Still, Gap Inc. and other retailers have forced employees to be on call for years — even though many times the shifts are cancelled with little notice. But now, the company says it’s eliminating its on-call policy.

In a blog post announcing the change, Andi Owen, global president for Banana Republic, said the company is revamping its scheduling practices. (Weirdly, the blog post disappeared from the Gap site, but here’s a cached version.)

“Each of our brands has committed to improving their scheduling policies to provide their store employees with at least 10 to 14 days notice,” wrote Owen. “The majority of brands will be rolling out these new policies in September, and all Gap Inc. brands are committed to phasing in advanced schedules by early 2016.” Those other brands are Athleta, Banana Republic, Intermix, and Old Navy.

The move comes on the heels of New York State Attorney General Eric Schneiderman requesting the detailed scheduling practices of 13 retailers like Target, Ann Taylor and Abercrombie & Fitch. (Abercrombie and Victoria’s Secret have also recently stopped on-call shifts.)

“And that’s something that really blocks the day out for a worker,” Schneiderman said, according to NPR. “They can’t schedule another job; they can’t schedule child care. This is something that we have to deal with. It’s a growing problem.” He’s trying to raise awareness of so-called “reporting time” laws, and encourage workers to report breaches.

Meanwhile, Fortune reports that the Bureau of Labor statistics says that “47 percent of part-time hourly workers ages 26 to 32 receive a week or less of advance notice for their schedule.”

I understand the need for flexibility for firefighters or doctors, but for folding clothes, working a cash register and helping people find the perfect pair of jeans?

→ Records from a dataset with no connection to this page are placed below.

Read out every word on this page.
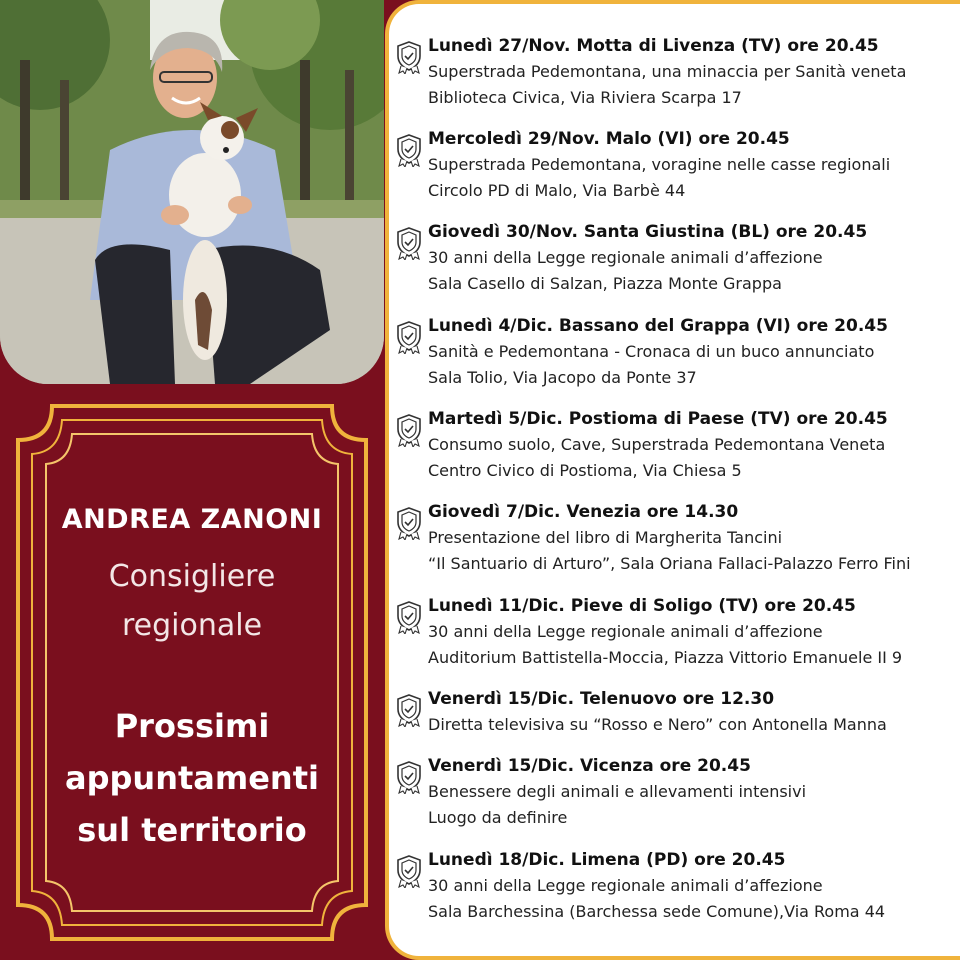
ANDREA ZANONI
Consigliere
regionale
Prossimi
appuntamenti
sul territorio
Lunedì 27/Nov. Motta di Livenza (TV) ore 20.45
Superstrada Pedemontana, una minaccia per Sanità veneta
Biblioteca Civica, Via Riviera Scarpa 17
Mercoledì 29/Nov. Malo (VI) ore 20.45
Superstrada Pedemontana, voragine nelle casse regionali
Circolo PD di Malo, Via Barbè 44
Giovedì 30/Nov. Santa Giustina (BL) ore 20.45
30 anni della Legge regionale animali d’affezione
Sala Casello di Salzan, Piazza Monte Grappa
Lunedì 4/Dic. Bassano del Grappa (VI) ore 20.45
Sanità e Pedemontana - Cronaca di un buco annunciato
Sala Tolio, Via Jacopo da Ponte 37
Martedì 5/Dic. Postioma di Paese (TV) ore 20.45
Consumo suolo, Cave, Superstrada Pedemontana Veneta
Centro Civico di Postioma, Via Chiesa 5
Giovedì 7/Dic. Venezia ore 14.30
Presentazione del libro di Margherita Tancini
“Il Santuario di Arturo”, Sala Oriana Fallaci-Palazzo Ferro Fini
Lunedì 11/Dic. Pieve di Soligo (TV) ore 20.45
30 anni della Legge regionale animali d’affezione
Auditorium Battistella-Moccia, Piazza Vittorio Emanuele II 9
Venerdì 15/Dic. Telenuovo ore 12.30
Diretta televisiva su “Rosso e Nero” con Antonella Manna
Venerdì 15/Dic. Vicenza ore 20.45
Benessere degli animali e allevamenti intensivi
Luogo da definire
Lunedì 18/Dic. Limena (PD) ore 20.45
30 anni della Legge regionale animali d’affezione
Sala Barchessina (Barchessa sede Comune),Via Roma 44
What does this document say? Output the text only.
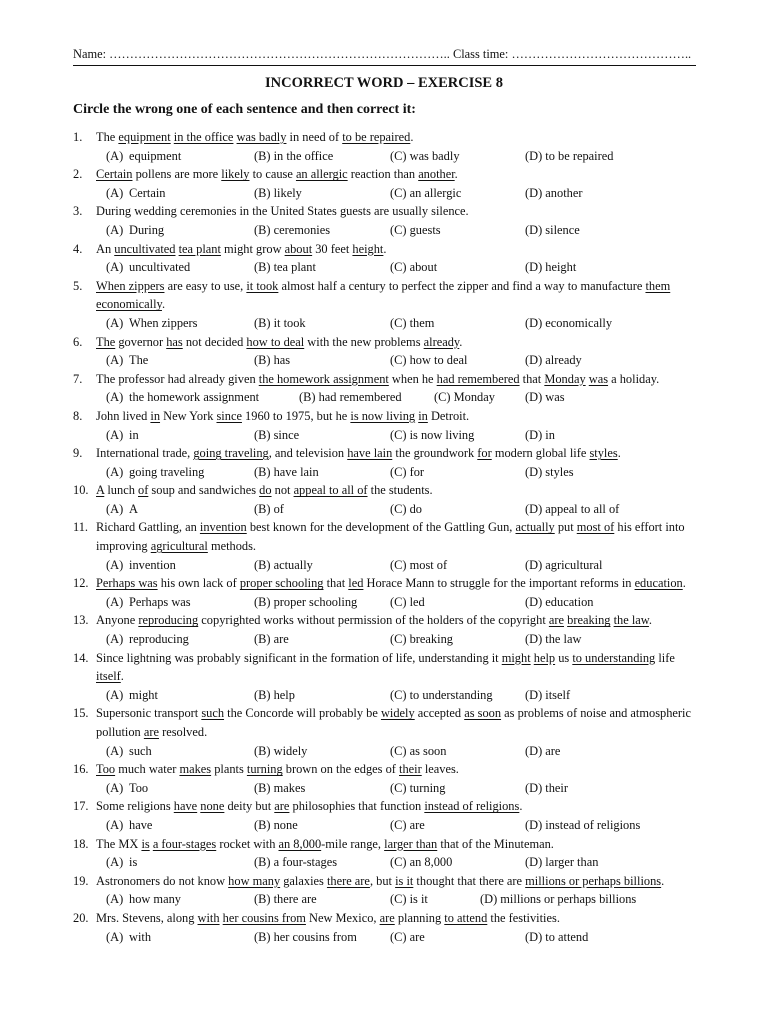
Name: ……………………………………………………………………….. Class time: ……………………………………..
INCORRECT WORD – EXERCISE 8
Circle the wrong one of each sentence and then correct it:
1. The equipment in the office was badly in need of to be repaired.
(A) equipment	(B) in the office	(C) was badly	(D) to be repaired
2. Certain pollens are more likely to cause an allergic reaction than another.
(A) Certain	(B) likely	(C) an allergic	(D) another
3. During wedding ceremonies in the United States guests are usually silence.
(A) During	(B) ceremonies	(C) guests	(D) silence
4. An uncultivated tea plant might grow about 30 feet height.
(A) uncultivated	(B) tea plant	(C) about	(D) height
5. When zippers are easy to use, it took almost half a century to perfect the zipper and find a way to manufacture them economically.
(A) When zippers	(B) it took	(C) them	(D) economically
6. The governor has not decided how to deal with the new problems already.
(A) The	(B) has	(C) how to deal	(D) already
7. The professor had already given the homework assignment when he had remembered that Monday was a holiday.
(A) the homework assignment	(B) had remembered	(C) Monday (D) was
8. John lived in New York since 1960 to 1975, but he is now living in Detroit.
(A) in	(B) since	(C) is now living	(D) in
9. International trade, going traveling, and television have lain the groundwork for modern global life styles.
(A) going traveling	(B) have lain	(C) for	(D) styles
10. A lunch of soup and sandwiches do not appeal to all of the students.
(A) A	(B) of	(C) do	(D) appeal to all of
11. Richard Gattling, an invention best known for the development of the Gattling Gun, actually put most of his effort into improving agricultural methods.
(A) invention	(B) actually	(C) most of	(D) agricultural
12. Perhaps was his own lack of proper schooling that led Horace Mann to struggle for the important reforms in education.
(A) Perhaps was	(B) proper schooling	(C) led	(D) education
13. Anyone reproducing copyrighted works without permission of the holders of the copyright are breaking the law.
(A) reproducing	(B) are	(C) breaking	(D) the law
14. Since lightning was probably significant in the formation of life, understanding it might help us to understanding life itself.
(A) might	(B) help	(C) to understanding	(D) itself
15. Supersonic transport such the Concorde will probably be widely accepted as soon as problems of noise and atmospheric pollution are resolved.
(A) such	(B) widely	(C) as soon	(D) are
16. Too much water makes plants turning brown on the edges of their leaves.
(A) Too	(B) makes	(C) turning	(D) their
17. Some religions have none deity but are philosophies that function instead of religions.
(A) have	(B) none	(C) are	(D) instead of religions
18. The MX is a four-stages rocket with an 8,000-mile range, larger than that of the Minuteman.
(A) is	(B) a four-stages	(C) an 8,000	(D) larger than
19. Astronomers do not know how many galaxies there are, but is it thought that there are millions or perhaps billions.
(A) how many	(B) there are	(C) is it	(D) millions or perhaps billions
20. Mrs. Stevens, along with her cousins from New Mexico, are planning to attend the festivities.
(A) with	(B) her cousins from	(C) are	(D) to attend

Not quite as important. Good to see that companies are catching up.

Owen and Gap Inc. seem to understand as much. She said policy change will improve work-life balance for workers and “enables all employees to reach their full potential and thrive both personally and professionally. We recognize that flexibility, inclusive of consistent and reliable scheduling, is important to all of our employees.”